Among the actors likely to get serious consideration are names such as Jane Fonda, Daniel Radcliffe, Angela Lansbury, James Gandolfini, Kristin Scott Thomas, Geoffrey Rush, Marcia Gay Harden, Nathan Lane, Janet McTeer, Jeff Daniels, Hope Davis, Bill Irwin and John Goodman.
Let's start, though, with the musical nominations, which are among the most coveted, since they give the finalists valuable airtime on the three-hour CBS telecast on June 7 (8 p.m. EDT) from Radio City Music Hall.
"Billy Elliot" is a natural for a best-musical slot. Big British hit. Heartwarming story of a coal miner's son who dreams to dance. Marquee composer (Elton John). And three boys sharing the title role and the possibility of getting a joint triple nomination.
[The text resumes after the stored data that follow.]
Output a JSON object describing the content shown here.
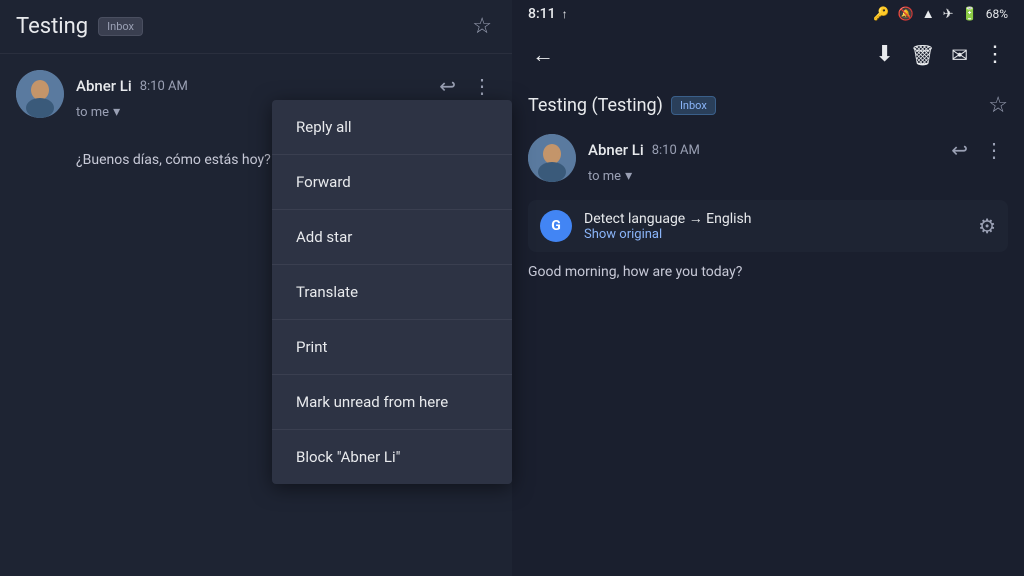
{
  "left_panel": {
    "title": "Testing",
    "inbox_badge": "Inbox",
    "sender": {
      "name": "Abner Li",
      "time": "8:10 AM",
      "to": "to me",
      "body": "¿Buenos días, cómo estás hoy?"
    },
    "dropdown": {
      "items": [
        "Reply all",
        "Forward",
        "Add star",
        "Translate",
        "Print",
        "Mark unread from here",
        "Block \"Abner Li\""
      ]
    }
  },
  "right_panel": {
    "status_bar": {
      "time": "8:11",
      "signal_icon": "↑",
      "battery": "68%"
    },
    "toolbar": {
      "back_label": "←",
      "archive_label": "⬇",
      "delete_label": "🗑",
      "mark_label": "✉",
      "more_label": "⋮"
    },
    "subject": "Testing (Testing)",
    "inbox_badge": "Inbox",
    "sender": {
      "name": "Abner Li",
      "time": "8:10 AM",
      "to": "to me"
    },
    "translate": {
      "label": "Detect language → English",
      "show_original": "Show original"
    },
    "body": "Good morning, how are you today?"
  },
  "icons": {
    "star": "☆",
    "reply": "↩",
    "more": "⋮",
    "back": "←",
    "archive": "⬇",
    "delete": "⬛",
    "mail": "✉",
    "gear": "⚙",
    "chevron_down": "▾",
    "translate": "G"
  }
}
Its most likely competition: "Next to Normal," a serious-minded musical chronicling one woman's mental problems and their effect on her family. The other two spots most likely will be fought over by Dolly Parton's "9 to 5," based on the popular 1980 movie that co-starred Parton, Fonda and Lily Tomlin; DreamWorks' "Shrek," based on its hit animated movie; and even that 1980s homage, "Rock of Ages" (stranger things have happened).
The musical revival tussle will involve "Hair" and "West Side Story," with "Pal Joey" and "Guys and Dolls" filling the other two slots.
Critics were effusive in their praise of a parade of play revivals, which will make the four choices difficult. "The Norman Conquests," "Joe Turner's Come and Gone," "Waiting for Godot," "Exit the King," "The Seagull," "Mary Stuart," "Desire Under the Elms," "Equus" and "All My Sons" are among the possibilities.
New play choices are slimmer with Yasmina Reza's "God of Carnage" considered the favorite to win even before the nominations come out. The production parlayed good reviews and the savvy casting of Gandolfini, Harden, Daniels and Davis into the spring's hottest ticket. No other star-driven play, including "33 Variations" (which stars Fonda) or "Exit the King" (which headlines Rush and Susan Sarandon), approached its boffo business.
Some stars couldn't overcome lackluster notices. The widely panned "Impressionism," which features Jeremy Irons and Joan Allen, announced last week that it would close May 10 after an abbreviated run.
Among the other likely best-play candidates are "reasons to be pretty" by Neil LaBute, Horton Foote's "Dividing the Estate" and maybe even Richard Greenberg's "The American Plan," which played off-Broadway in 1990.